Kanalarbeiter der Gemeinde Sidmouth an der Südwestküste Englands kämpfen derzeit gegen einen 64 Meter langen Fettberg. Muss sich auch Stuttgart für einen Kampf gegen die fettigen Ungetüme rüsten?

Stuttgart - Er ist länger als der schiefe Turm von Pisa: Kanalarbeiter der Gemeinde Sidmouth an der Südwestküste Englands kämpfen derzeit gegen einen 64 Meter langen Fettberg. Schon 2017 wurde nach wochenlanger Arbeit ein 250 Meter langes Gebilde in der Londoner Kanalisation abgebaut. Wie sie entstehen? Fettklumpen im Abwasser bilden sich durch Abfälle, die nicht in der Toilette landen sollten: Hygieneartikel, Fett, Öle, Feuchttücher, Kondome. Das Fett verklumpt den Unrat zu einer harten Masse. Muss sich auch Stuttgart für einen Kampf gegen die fettigen Ungetüme rüsten?

 

„Uns sind Probleme mit Fettbergen nicht bekannt“, beruhigt Ekkehardt Schäfer von der Stadtentwässerung Stuttgart (SES). Große Fettmengen in Verbindung mit Strukturstoffen könnten zu solchen Verstopfungen führen, so der Leiter der Abteilung Entwässerung. Der Einsatz von Fettabscheidern, die Fette und Öle vom Abwasser trennen, verhindere jedoch größere Störungen.

Problem Feuchttücher

Immer häufiger im Abwasser befänden sich Feuchttücher. Das Problem: Sie verwirbeln sich im Abwasserstrom zu reißfesten Klumpen. Die Folgen: verstopfte Pumpen und erhebliche Schäden an der Abwasserinfrastruktur. Da die Feuchttücher auf der Wasseroberfläche schwimmen, können sie zum Teil in die Gewässer abgeleitet werden. Sie bleiben lange im Ökosystem der Flüsse, weil sie nur schwer verrotten.

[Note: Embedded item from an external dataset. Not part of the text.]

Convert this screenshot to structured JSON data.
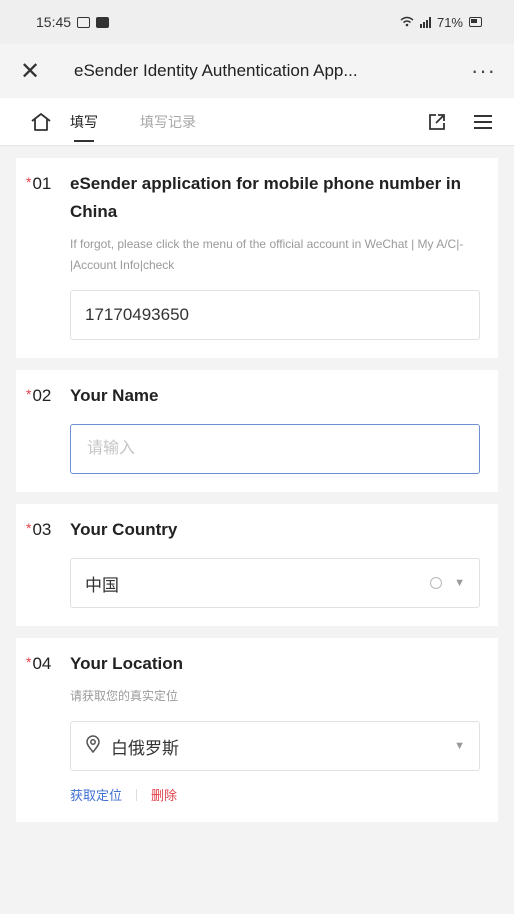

„Die Verstopfungen werden in der Regel durch einen Saugwagen abgesaugt oder mit dem Rechengut der Kläranlage aus dem Abwasser entnommen“, sagt Schäfer. „Derzeit werden in Stuttgart mehr als 2000 Tonnen Rechengut pro Jahr aus dem Abwasser entnommen“, ergänzt er. Nach der Entnahme werde es verbrannt. 2018 seien rund 250 Bereitschaftsstunden notwendig gewesen, um die Verstopfungen zu beseitigen. Laut dem Verband kommunaler Unternehmen (VKU) kann die Entfernung solcher Verstopfungen bei den Pumpen im Einzelfall mehrere Zehntausend Euro pro Pumpe kosten.

Allerdings trägt am Ende die Allgemeinheit die Kosten für die Verstopfungen, nicht der Verursacher. Der VKU fordert auf seiner Webseite auch ein Umdenken von den Herstellern: Sie sollen ihre Produkte besser kennzeichnen. Was sich im Abwasser verirrt? Neben Holzbalken, Eisenteilen und Leitern habe man auch schon Schubkarren in den Kanälen gefunden, berichtet Schäfer. In den Klärwerken seien es unter anderem Hygieneartikel, Bälle und Kleidungsstücke.